VideoBridge's dominant speaker selection algo to top N influential audio participants

Currently, the video bridge routes all audio packets to all participants from all participants (?) and routes video packets from the last N (depending on audio activity) participants along with the dominant speaker. right?

let’s say I have a simple SFU which just relays audio packets from all participants and due to my bandwidth restriction I cant route audio packets from all participants. And so I wanna route audio packets from Top N influential audio participants so that the audio experience will be tans to smooth. this top N can be calculated by RMS value or presence of active speech sub-bands and keeping an list of those participants which will be updated dynamically. other audio packet will make room in top N if it’s current voice score surpass the lowest value in top N. is this possible?
I just don’t wanna send 50 participants audio to everyone even if 50 participants turn their mic on, I just want top N (example : 5-10) influential participant’s audio packet to everyone so that audio experience wont be messy and will get the best out of it.
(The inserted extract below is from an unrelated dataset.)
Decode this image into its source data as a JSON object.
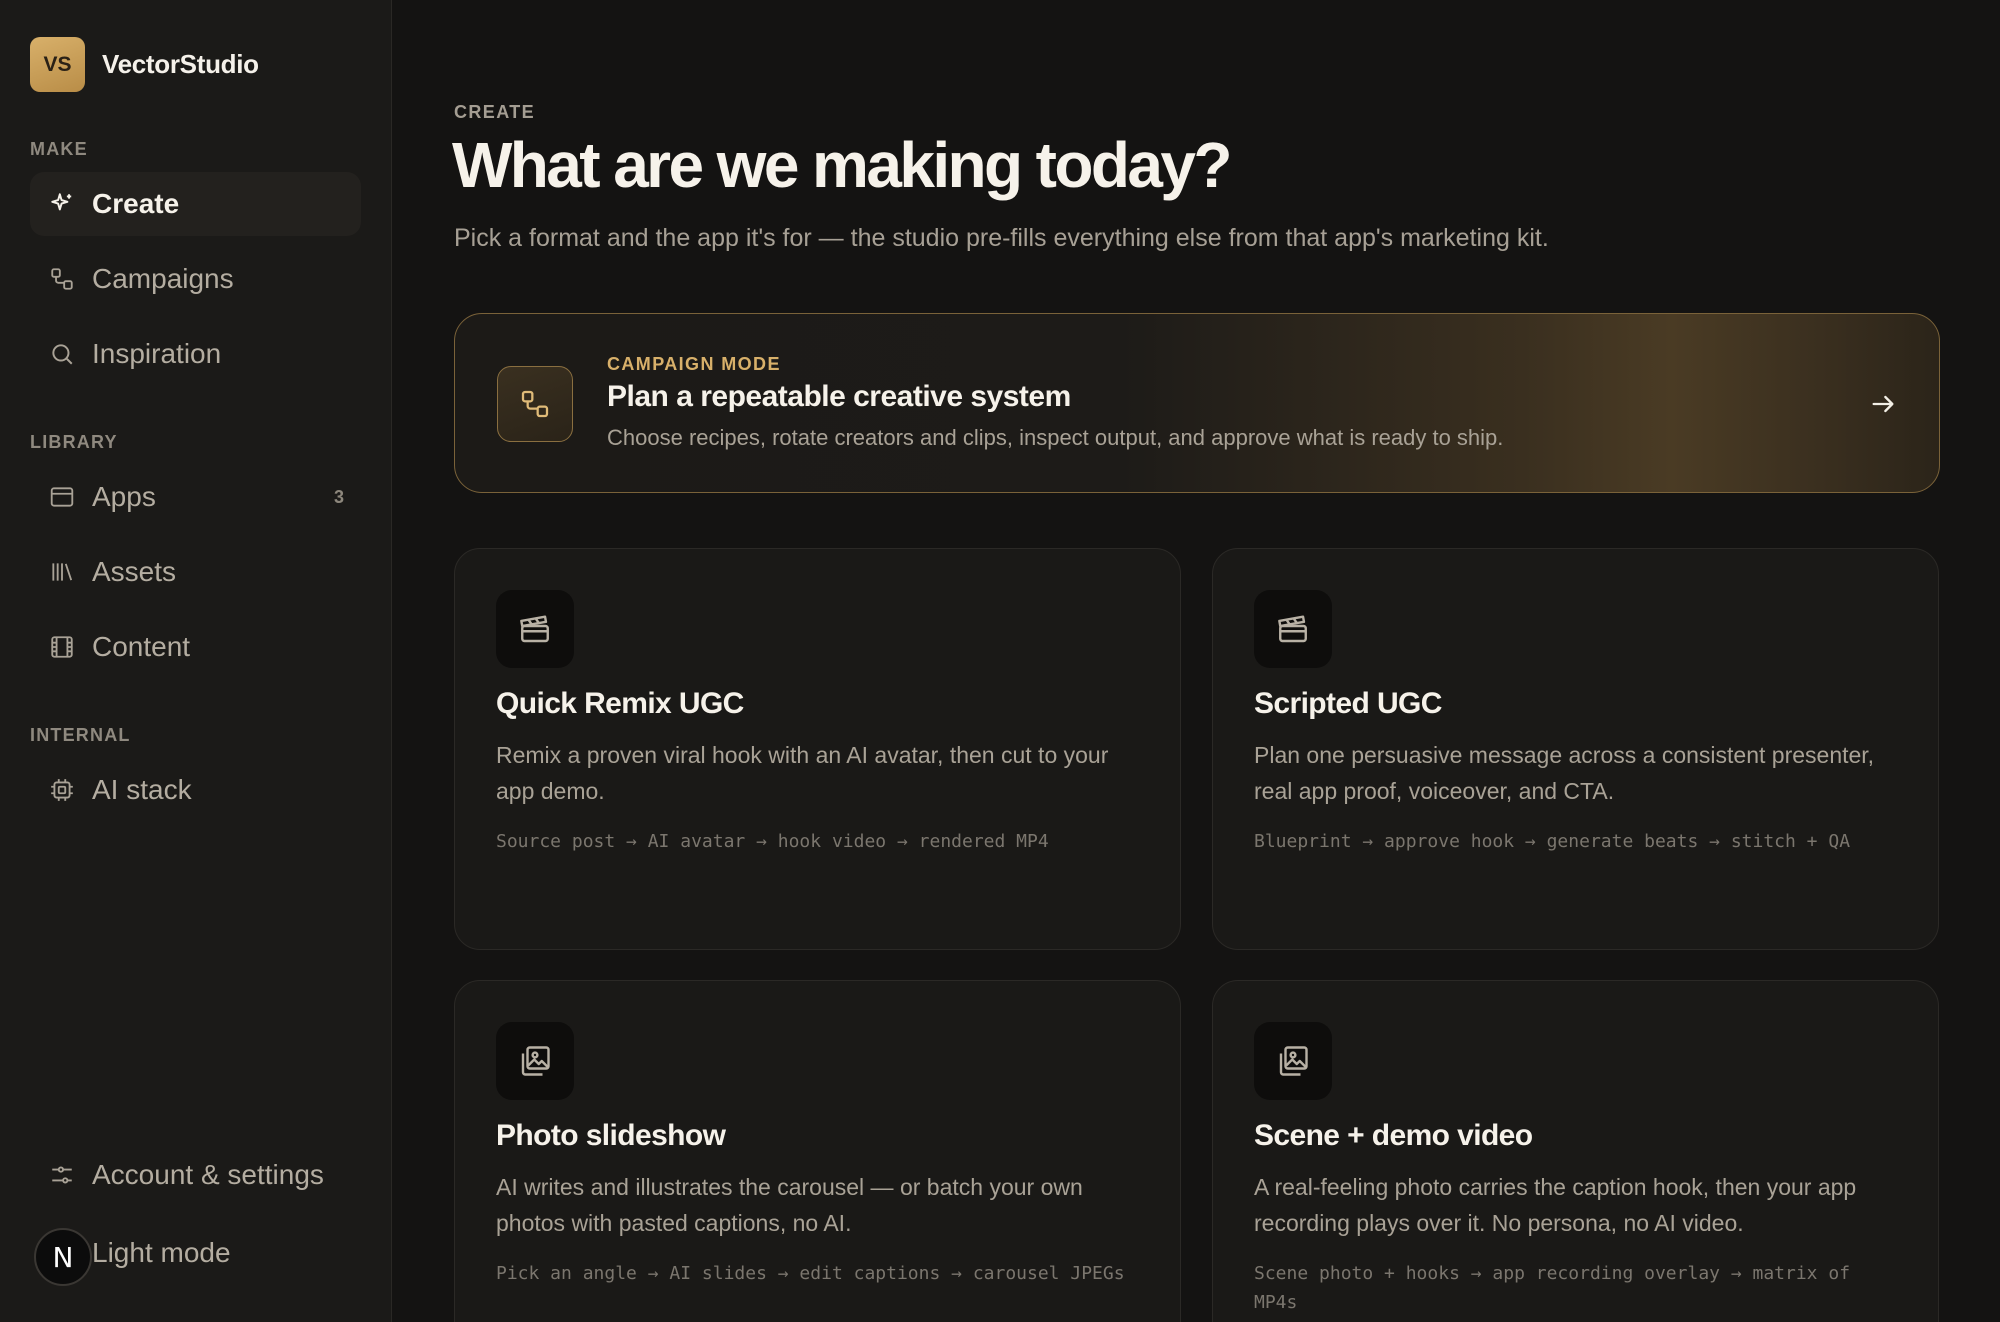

Please share your ideas on this if you think this can be a good solution to my problem or there is already a solution for this. you can think of it like top n dominant speaker.
** as far as I know, google meet also doesn’t forward every participant’s audio, they forwards selective participants audio packets even if everyone turn their mic on.

JVB has the feature already, to route only the loudest participants’ audio:

does “loudest” here means just by rms or complex algo like dominant speaker?
If they calculate loudest by RMS then shouldn’t there be at least a delay to wait for a batch and then calculate top n loudest and relay them and discard others?

It’s simply based on energy content of audio packets, but with exponential smoothing: jitsi-videobridge/reference.conf at master · jitsi/jitsi-videobridge · GitHub

You can also optionally force the dominant speaker to be included in the set of routed audio endpoints, even if they are not in the loudest set: jitsi-videobridge/reference.conf at master · jitsi/jitsi-videobridge · GitHub

We don’t use it in production here yet, but we did some testing with it, and it seems to work well.

1 Like

So, lets say participants are A,B,C,D… and energy levels are like 2,3…
lets say I configure video bridge to route top 2 loudest and in here are the packets that are coming to video bridge : A-10, C-8, B-5, C-7, D-6, D-2, A-9, B-9, C8 …
So here, After just 2 incoming packets A & C makes room in top 2 loudest and C,D wont be routed right? and it goes on until B-9 comes to play, then B-9 makes room in top n loudest and C-8 gets out of loudest n?
Can you point out the code where they did the exponential smoothing? I guess by exponential smoothing you mean not hard change, but change over time, right?
and Thanks for the informative reply :heart:

Whenever a new audio level is received by the bridge it eventually finds it way to DominantSpeakerIdentification::levelChanged() which handles both determining the dominant speaker and the ranking of speakers by energy level.

When route-loudest is enabled, the bridge just forwards the top N speakers by energy level (with N determined by the config linked earlier), plus the dominant speaker (if configured to always be forwarded).

Yeah… I looked at that code few days ago and it seems really complex. I also read the paper that actually gave this idea of 3 different time interval based dominant speaker calculation which actually did the calculation in freq domain. Anyway, I got the basic theme, thanks. I have a plan to do it little differently and simply as I dont think I can use this dominant speaker module.